An assassination attempt. An official Republican presidential nominee who is also the most polarizing figure in modern American history. Growing talk that Donald Trump could win in a landslide. His anointing of an heir to realign the parties and sustain Trumpism for years to come. And in the middle of it all, tormented by polls and criticism, able to change the entire dynamic only by sacrificing himself: Biden Agonistes.

What a week! It feels like August 1914, a fulcrum in the sweep of events. These days may have moved the arc of America and the world, with history lurching in competing directions in ways that may shape our course for decades.

“There are decades when nothing happens, and weeks when decades happen,” Lenin is widely quoted as saying. In fact, he probably didn’t say it; please excuse my effort at fact-checking as a token pushback to our Leninist dialectic of exaggerations, deceptions and conspiracy theories that were all highlighted this week.
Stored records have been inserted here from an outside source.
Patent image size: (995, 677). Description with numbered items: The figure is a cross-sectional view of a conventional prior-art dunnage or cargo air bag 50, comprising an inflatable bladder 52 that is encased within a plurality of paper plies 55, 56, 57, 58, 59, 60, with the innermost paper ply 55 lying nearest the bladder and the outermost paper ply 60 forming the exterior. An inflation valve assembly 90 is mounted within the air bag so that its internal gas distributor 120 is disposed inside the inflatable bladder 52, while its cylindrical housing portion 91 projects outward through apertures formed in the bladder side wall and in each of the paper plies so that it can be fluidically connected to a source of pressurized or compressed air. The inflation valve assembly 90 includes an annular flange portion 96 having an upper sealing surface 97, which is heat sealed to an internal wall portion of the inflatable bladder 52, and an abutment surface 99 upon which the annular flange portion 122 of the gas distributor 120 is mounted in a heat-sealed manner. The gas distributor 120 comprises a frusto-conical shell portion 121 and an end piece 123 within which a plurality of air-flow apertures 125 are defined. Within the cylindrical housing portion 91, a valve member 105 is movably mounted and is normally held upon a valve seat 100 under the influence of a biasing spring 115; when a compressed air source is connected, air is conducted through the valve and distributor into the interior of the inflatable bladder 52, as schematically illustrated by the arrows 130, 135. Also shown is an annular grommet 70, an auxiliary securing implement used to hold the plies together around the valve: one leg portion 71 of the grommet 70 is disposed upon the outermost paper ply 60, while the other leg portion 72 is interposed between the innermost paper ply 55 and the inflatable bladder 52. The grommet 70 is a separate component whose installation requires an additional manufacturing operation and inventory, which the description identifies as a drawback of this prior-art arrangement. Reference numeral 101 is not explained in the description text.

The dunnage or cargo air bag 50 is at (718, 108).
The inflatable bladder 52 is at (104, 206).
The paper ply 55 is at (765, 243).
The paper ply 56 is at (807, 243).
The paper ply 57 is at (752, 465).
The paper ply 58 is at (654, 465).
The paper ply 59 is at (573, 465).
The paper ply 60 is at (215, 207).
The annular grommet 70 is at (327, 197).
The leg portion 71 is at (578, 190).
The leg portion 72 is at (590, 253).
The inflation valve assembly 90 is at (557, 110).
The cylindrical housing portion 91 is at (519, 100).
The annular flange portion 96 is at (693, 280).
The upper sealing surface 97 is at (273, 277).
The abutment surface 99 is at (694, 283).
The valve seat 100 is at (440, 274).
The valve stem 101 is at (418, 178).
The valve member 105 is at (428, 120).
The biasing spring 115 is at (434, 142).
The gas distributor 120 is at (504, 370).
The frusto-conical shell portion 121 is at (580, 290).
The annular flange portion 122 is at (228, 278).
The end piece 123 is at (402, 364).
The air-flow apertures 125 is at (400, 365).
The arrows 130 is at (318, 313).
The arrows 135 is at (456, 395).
To me, the tumult raised fears but also offered hopes and potential turning points — the most significant of which is the prospect of President Biden withdrawing from the race, as it seems he’s considering. Trump had a triumphant and exultant week, but his acceptance speech also underscored his lack of discipline and tendency to hail himself as America’s Caesar. The polls showed his strength against Biden, but his speech also suggested a Biden-like incoherence — a phrase that is somewhat unfair to Biden — and a path to a Democratic victory that might even shake the G.O.P. out of its cultish reverence for Trump.
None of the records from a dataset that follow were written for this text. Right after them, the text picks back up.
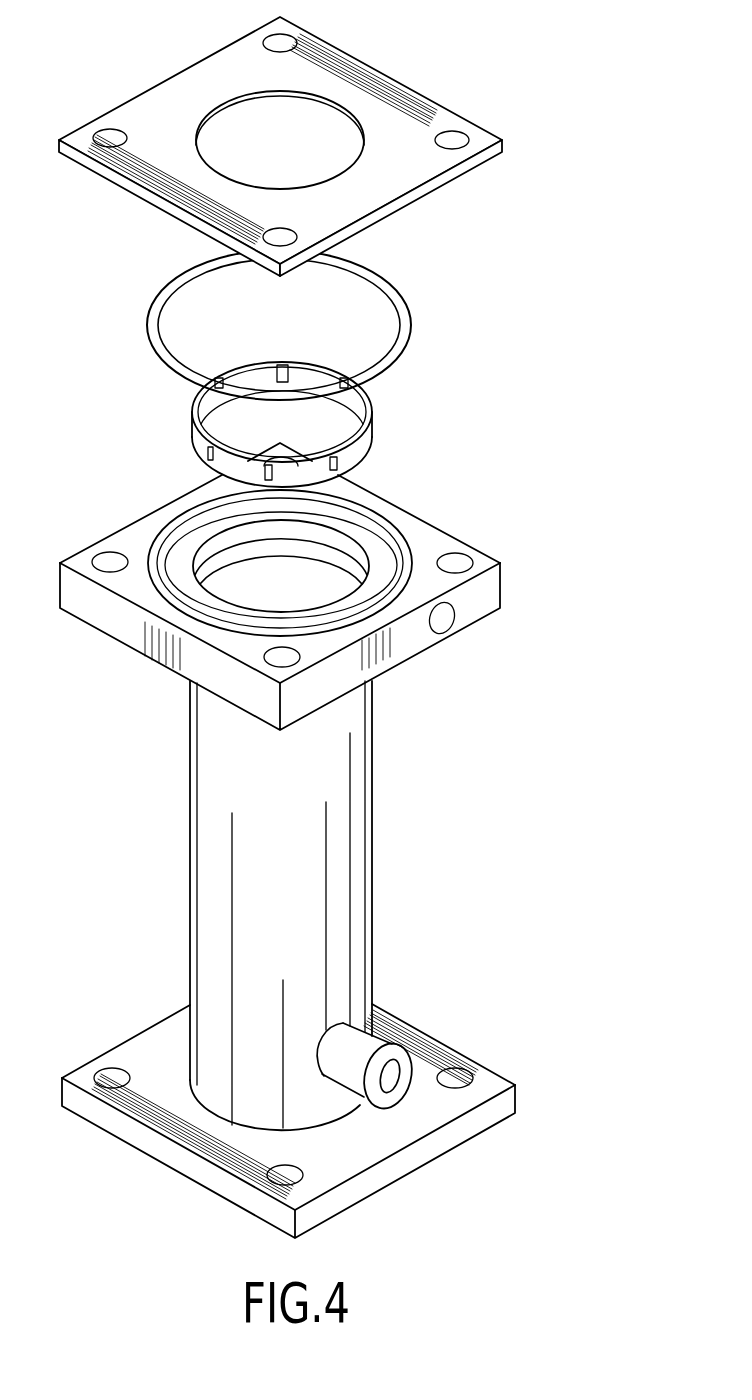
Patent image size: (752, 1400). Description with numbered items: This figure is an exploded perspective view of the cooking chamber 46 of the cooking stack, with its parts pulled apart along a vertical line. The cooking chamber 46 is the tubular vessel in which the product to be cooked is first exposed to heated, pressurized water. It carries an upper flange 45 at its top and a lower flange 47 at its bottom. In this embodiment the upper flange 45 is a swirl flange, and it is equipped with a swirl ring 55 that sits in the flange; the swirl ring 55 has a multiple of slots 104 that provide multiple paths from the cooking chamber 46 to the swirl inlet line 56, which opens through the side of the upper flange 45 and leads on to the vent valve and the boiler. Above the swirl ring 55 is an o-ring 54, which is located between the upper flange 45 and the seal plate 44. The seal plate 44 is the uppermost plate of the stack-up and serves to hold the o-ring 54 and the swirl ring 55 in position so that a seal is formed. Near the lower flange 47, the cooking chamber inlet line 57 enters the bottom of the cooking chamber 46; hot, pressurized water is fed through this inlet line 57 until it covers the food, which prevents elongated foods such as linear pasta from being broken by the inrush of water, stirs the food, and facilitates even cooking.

The seal plate 44 is at (404, 85).
The o-ring 54 is at (408, 292).
The swirl ring 55 is at (378, 412).
The slots 104 is at (253, 484).
The upper flange 45 is at (503, 573).
The swirl inlet line 56 is at (445, 622).
The cooking chamber 46 is at (345, 855).
The lower flange 47 is at (517, 1086).
The cooking chamber inlet line 57 is at (397, 1092).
Biden can borrow the language of President Lyndon Johnson, who on Sunday, March 31, 1968, stunned the nation in a television address, announcing, “I shall not seek, and I will not accept, the nomination of my party for another term as your president.” That won Johnson rare praise; in 2024, such a statement might avert disaster in November.
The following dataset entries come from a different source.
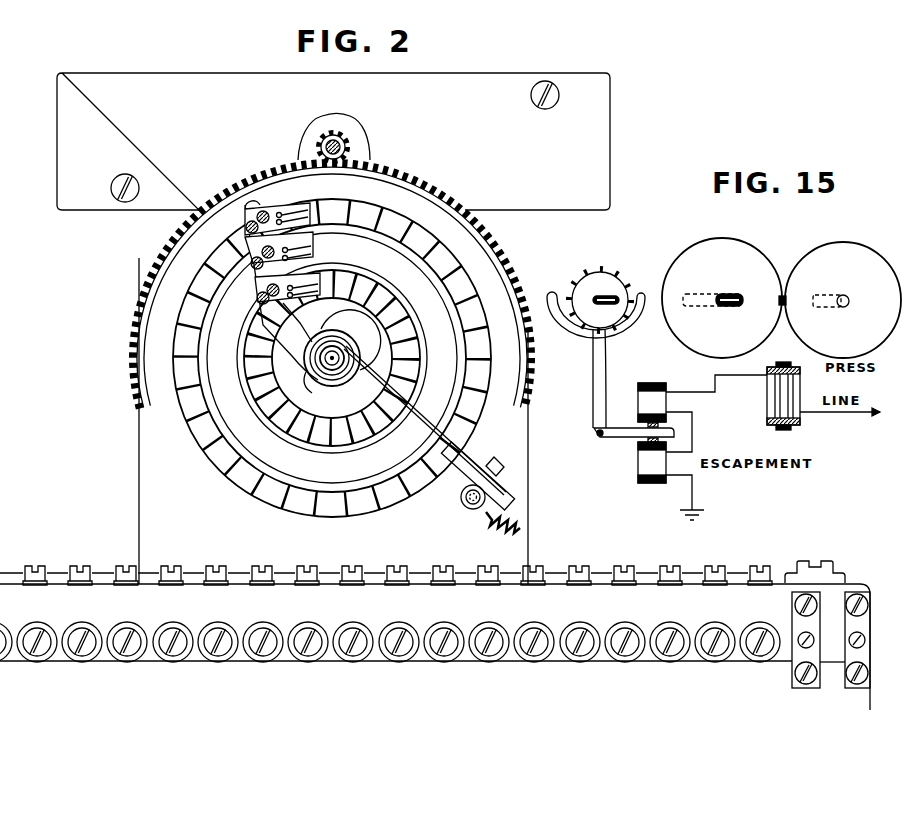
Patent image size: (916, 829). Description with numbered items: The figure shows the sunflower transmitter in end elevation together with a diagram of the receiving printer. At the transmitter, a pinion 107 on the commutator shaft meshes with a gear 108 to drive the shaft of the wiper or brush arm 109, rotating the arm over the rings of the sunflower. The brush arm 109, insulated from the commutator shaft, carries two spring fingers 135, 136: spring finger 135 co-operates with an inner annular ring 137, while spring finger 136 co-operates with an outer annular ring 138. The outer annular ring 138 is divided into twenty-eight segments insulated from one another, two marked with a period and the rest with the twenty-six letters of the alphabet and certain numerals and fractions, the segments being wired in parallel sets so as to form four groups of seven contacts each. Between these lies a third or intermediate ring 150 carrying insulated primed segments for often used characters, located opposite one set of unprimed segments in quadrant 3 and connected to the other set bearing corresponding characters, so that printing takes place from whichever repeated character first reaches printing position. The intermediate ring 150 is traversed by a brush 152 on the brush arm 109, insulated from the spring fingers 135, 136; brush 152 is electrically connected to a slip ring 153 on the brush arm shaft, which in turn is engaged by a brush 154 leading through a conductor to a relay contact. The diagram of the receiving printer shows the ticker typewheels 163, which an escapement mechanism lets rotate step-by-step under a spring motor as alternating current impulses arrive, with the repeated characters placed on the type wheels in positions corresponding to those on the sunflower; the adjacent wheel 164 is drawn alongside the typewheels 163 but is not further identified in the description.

In FIG. 2, the quadrant 3 is at (330, 185).
In FIG. 2, the pinion 107 is at (350, 142).
In FIG. 2, the gear 108 is at (140, 283).
In FIG. 2, the brush arm 109 is at (281, 292).
In FIG. 2, the spring finger 135 is at (308, 296).
In FIG. 2, the spring finger 136 is at (286, 212).
In FIG. 2, the inner annular ring 137 is at (381, 311).
In FIG. 2, the outer annular ring 138 is at (180, 346).
In FIG. 2, the intermediate ring 150 is at (228, 418).
In FIG. 2, the brush 152 is at (313, 250).
In FIG. 2, the slip ring 153 is at (318, 380).
In FIG. 2, the brush 154 is at (368, 372).
In FIG. 15, the ticker typewheels 163 is at (622, 335).
In FIG. 15, the type wheel 164 is at (760, 262).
The transcendent problem for America is not Trump himself but the larger poisons, divisions, inequalities and frustrations that he has exploited and that this month came to a head. These are not unique to the United States, for similar forces led to Brexit in Britain, to Marine Le Pen’s rise in France and to a prime minister in Italy whose party has neo-fascist roots. To me, today’s toxins seem to be an echo of the rages that tore apart America and Europe in the 1960s but that ultimately ran their course and allowed us to recover. It’s far from inevitable, but at the end of this week I could squint and see a path ahead that navigates a dangerous autumn but that ultimately repudiates extremism and leads to a new American recovery.